Baddela Nagaiah1,  S. Nirmala2*


1Department of Pharmacy, Sree Balaji Medical College and Hospital Campus, Bharath Institute of Higher Education and Research, Selaiyur, Chennai, Tamilnadu-600073, India

2Department of Pharmacy, Sree Balaji Medical College and Hospital Campus, Bharath Institute of Higher Education and Research, Chrompeat, Chennai, Tamilnandu-600064, India


* Address    for  Correspondence:

Dr. S. Nirmala,

Professor, Department of Pharmacognosy, Faculty of Pharmacy, Sree Balaji Medical College and Hospital Campus, Bharath Institute of Higher Education and Research, Chrompeat, Chennai, Tamilnandu-600064, India

E-mail: nirmala.cognosy@gmail.com

Contact no.: +91-9505421144


Abstract

Objective: Bosutinib (BST) is a Biopharmaceutics Classification System Class II drug having very low solubility and high permeability. Low aqueous solubility and poor dissolution of BST lead to poor bioavailability, Thus, limited aqueous solubility is the bottleneck for the therapeutic outcome of BST. Animal data suggest that the absolute bioavailability of BST is about 14–34% due to an extensive first-pass effect. To overcome hepatic first-pass metabolism and to enhance oral bioavailability, lipid-based drug delivery systems such as solid lipid nanoparticles (SLNs) can be used.

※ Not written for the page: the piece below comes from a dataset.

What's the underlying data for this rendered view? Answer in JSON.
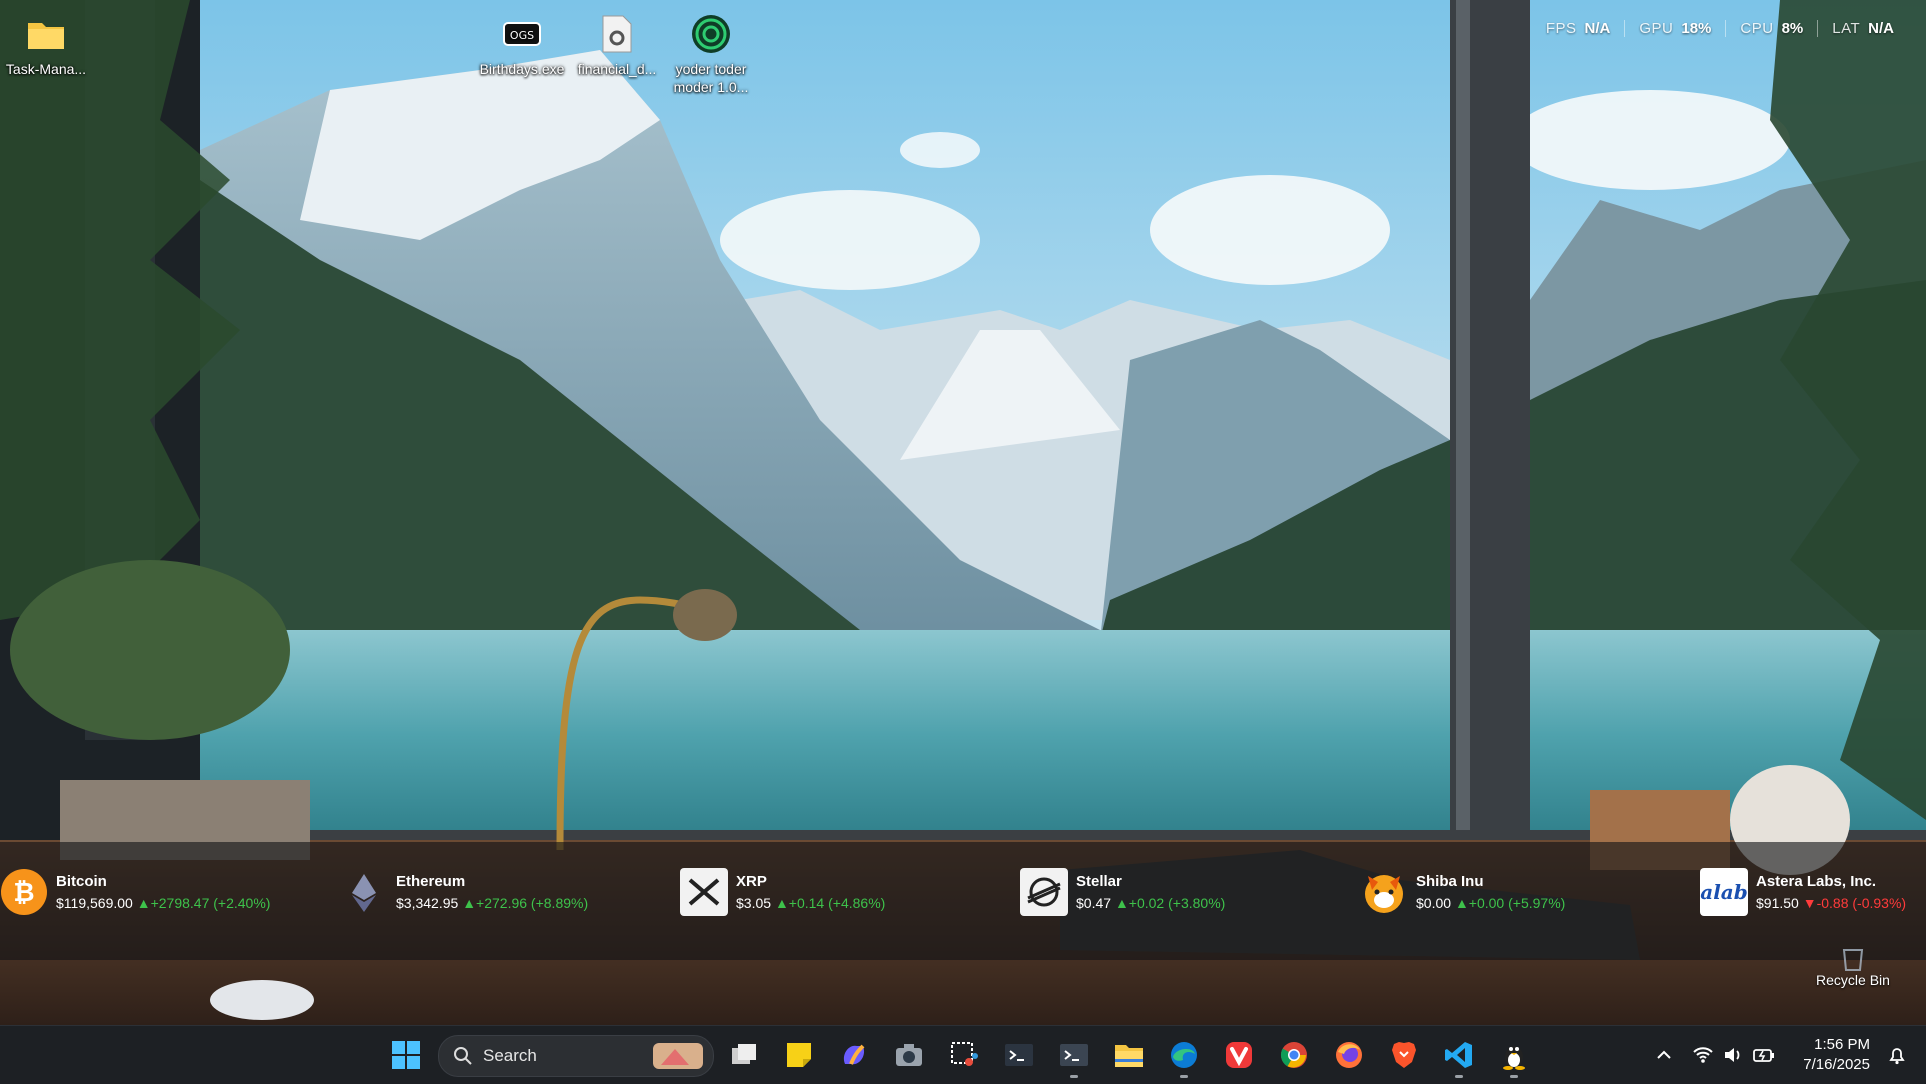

Methods: SLNs are submicron colloidal carriers having a size range of 50–1000 nm. These are prepared with physiological lipid and dispersed in water or aqueous surfactant solution. BST can be conveniently loaded into SLNs to improve the oral bioavailability by exploiting the intestinal lymphatic transport. An optimal system was evaluated for bioavailability study in rats compared with that of BST suspension (SUS).

Results: An in vitro cytotoxicity study was done by 3-(4,5-dimethylthiazol-2-yl)-2,5-diphenyl tetrazolium bromide assay method through ATCC cell lines; the percent inhibition was more in SLN when compared with SUS. The pharmacokinetics of BST-SLNs after oral administration in male Wistar rats was studied. The bioavailability of BST was increased by 2.28 fold when compared with that of a BST SUS.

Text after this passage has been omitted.